Patatras total, quelques jours plus tard, pour l'homme aux grands défis. En se promènant, curieux, autour des ruines du Château de Soye, à la frontière de Ploemeur et de de Lorient, il apercoit un potager aussi grand que le sien (4.700 m2) et plus beau que le sien puisque l'équilibre des rangs a été dicté par les besoins d'espace de chaque plant plus que par esthétisme. 
L'homme s'approche d'un des 27 jardiniers de ce potager et demande à rencontrer le propriétaire. "Ca sera dur, lui répond t-on. Il n'y a pas de patron, içi. Nous travaillons pour le plaisir. C'est une association". Et d'aprendre, en plus, qu'on y cultive plus de 200 variétés de légumes et fruits. Pire encore, "nos légumes ont un vrai goût, une âme, un esprit. Des pros ont retrouvé pour nous des graines de jadis, ce qui nous a permis de retrouver des saveurs d'autrefois. Notre potager est un conservatoire aussi. Mais on ne vend pas nos productions. On se débrouille entre amis". Rageur, le riche doryphore quitta l'endroit le visage plus blanc encore que les carottes de jadis. L'histoire ne dit pas ce qu'est devenu son fabuleux potager quasi-américain. Le potager de l'association "Mémoire de Soye", lui, existe toujours. Pour le visiter, il suffit d'y aller. Pas de droit d'entrée. N'hésitez surtout pas à y pénétrer et à poser des questions aux jardiniers penchés sur leurs trésors. A trois pas de là, dans deux baraques de l'après guerre, (il y en eu jusqu'à 242, içi, en 1949), les responsables de l'association "Mémoire de Soye" vous parleront avec plaisir de leur bébé. Le président de l'association s'appelle Mickaël Sendra. Martine Câtel s'occupe plus particulièrement du potager. Elle donne aussi des cours et des conférences à l'Université du Temps Libre de Lorient sur l'Histoire des jardins. 
"L'histoire des potagers m'a toujours passionnée, dit-elle. L'un de nos membres, Alain, nous a même retrouvé des graines du fameux chou de Lorient qui avait disparu entre les deux guerres. Nous avons relancé cette race et plusieurs producteurs de la Rade ont pris le relai. Ce chou revit et comme il plus de goût que les autres, on commence à en servir dans les restaurants de Lorient. Ce chou est sauvé !".
"Nous travaillons aussi sur l'oignon d'Erdeven, sur une ancienne pomme de terre, la "Rouge de Caudan" ou sur le pommier de Lorient, par exemple. Nous nous intéressons aussi aux herbes arômatiques et aux simples qui soignent La rgubarbe, par exemple, celle que la Compagnie des Indes faisait venir de Chine à grand frais parce qu'à la différence de celle qui poussait chez nous à cette époque, la variété chinoise était officinale.

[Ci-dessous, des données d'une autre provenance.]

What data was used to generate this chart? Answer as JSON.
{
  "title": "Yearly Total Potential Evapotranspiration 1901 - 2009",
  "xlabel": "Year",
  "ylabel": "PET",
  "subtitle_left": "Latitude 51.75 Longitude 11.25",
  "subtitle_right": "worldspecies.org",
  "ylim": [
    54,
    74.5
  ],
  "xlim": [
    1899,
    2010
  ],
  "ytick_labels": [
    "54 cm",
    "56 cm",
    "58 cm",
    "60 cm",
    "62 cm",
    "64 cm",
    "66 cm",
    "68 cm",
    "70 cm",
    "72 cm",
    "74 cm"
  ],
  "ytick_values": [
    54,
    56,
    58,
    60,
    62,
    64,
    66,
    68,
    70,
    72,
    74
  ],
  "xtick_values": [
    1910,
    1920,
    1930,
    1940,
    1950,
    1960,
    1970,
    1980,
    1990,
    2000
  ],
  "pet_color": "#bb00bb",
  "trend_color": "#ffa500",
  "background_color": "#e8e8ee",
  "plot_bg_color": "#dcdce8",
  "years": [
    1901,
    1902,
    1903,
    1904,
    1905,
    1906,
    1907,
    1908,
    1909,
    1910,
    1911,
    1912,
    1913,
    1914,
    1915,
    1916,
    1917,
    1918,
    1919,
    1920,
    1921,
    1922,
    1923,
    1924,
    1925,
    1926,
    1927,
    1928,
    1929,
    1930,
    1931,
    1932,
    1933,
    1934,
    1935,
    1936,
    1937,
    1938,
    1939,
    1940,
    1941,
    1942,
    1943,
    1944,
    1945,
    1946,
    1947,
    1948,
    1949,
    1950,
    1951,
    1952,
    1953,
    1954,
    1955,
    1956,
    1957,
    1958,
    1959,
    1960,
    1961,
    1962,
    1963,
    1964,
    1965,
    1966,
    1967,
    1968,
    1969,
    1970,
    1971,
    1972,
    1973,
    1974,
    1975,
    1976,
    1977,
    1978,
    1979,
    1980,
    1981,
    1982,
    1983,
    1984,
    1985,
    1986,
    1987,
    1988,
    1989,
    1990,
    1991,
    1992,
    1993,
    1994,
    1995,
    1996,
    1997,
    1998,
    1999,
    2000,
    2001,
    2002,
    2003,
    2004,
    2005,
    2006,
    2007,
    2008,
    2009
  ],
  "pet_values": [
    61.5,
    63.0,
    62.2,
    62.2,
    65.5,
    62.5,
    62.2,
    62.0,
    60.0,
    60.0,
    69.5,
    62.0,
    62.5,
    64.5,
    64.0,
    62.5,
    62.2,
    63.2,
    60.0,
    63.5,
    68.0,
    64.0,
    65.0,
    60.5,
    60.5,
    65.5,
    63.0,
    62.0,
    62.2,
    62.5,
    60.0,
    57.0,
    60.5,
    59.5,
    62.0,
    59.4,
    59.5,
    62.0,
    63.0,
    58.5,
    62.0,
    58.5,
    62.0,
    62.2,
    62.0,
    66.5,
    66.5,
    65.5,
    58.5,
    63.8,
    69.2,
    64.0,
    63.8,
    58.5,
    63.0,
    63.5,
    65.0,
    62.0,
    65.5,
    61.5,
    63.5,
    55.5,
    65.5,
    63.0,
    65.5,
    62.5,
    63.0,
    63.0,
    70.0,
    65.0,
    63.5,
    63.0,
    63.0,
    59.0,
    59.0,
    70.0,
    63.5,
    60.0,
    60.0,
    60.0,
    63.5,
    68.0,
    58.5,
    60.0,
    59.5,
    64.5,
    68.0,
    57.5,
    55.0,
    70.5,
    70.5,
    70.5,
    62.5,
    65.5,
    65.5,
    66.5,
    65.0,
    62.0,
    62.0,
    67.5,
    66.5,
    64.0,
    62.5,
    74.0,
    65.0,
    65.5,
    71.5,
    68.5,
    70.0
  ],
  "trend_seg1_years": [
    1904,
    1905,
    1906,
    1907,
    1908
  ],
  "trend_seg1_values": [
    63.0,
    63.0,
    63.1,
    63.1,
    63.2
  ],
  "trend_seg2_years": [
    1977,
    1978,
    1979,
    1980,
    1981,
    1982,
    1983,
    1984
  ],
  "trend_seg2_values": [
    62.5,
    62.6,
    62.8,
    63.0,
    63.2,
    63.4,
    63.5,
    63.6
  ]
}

Mais les plans chinois ne s'acclimataient mal chez nous. Nous voudrions savoir pourquoi".
"Et surtout, nous avons réussi à maintenir dans notre potager une biodiversité la plus vaste possible, ce qui favorise des échanges et des équilibres qui nous dispensent d'engrais et de tout le reste. On se contente d'un minimum d'eau. Les bêtes et les plantes se débrouillent entre elles pour faire le reste".
"Du coup, conclu modestement Martine Câtel, nous obtenons des produits qui ont un goût différent, amusant et vrai. Grâce au terroir, aussi. La terre du potager, très argileuse, garde bien l'humidité. Comme il gèle très peu avec notre climat marin, nous avons des variétés très tardives avec des saveurs étonnantes. Sans oublier, bien sûr, les vents de tempête, chargés d'embruns, qui viennent régulièrement saler nos terres, donnant ce petit goût rigolo de noisette à beaucoup de nos légumes. Et c'est gratuit, par içi, le vent des tempêtes !". N'en déplaise à notre millionnaire parisien, c'est formidable ce que peuvent faire ensemble zéro centime et une association.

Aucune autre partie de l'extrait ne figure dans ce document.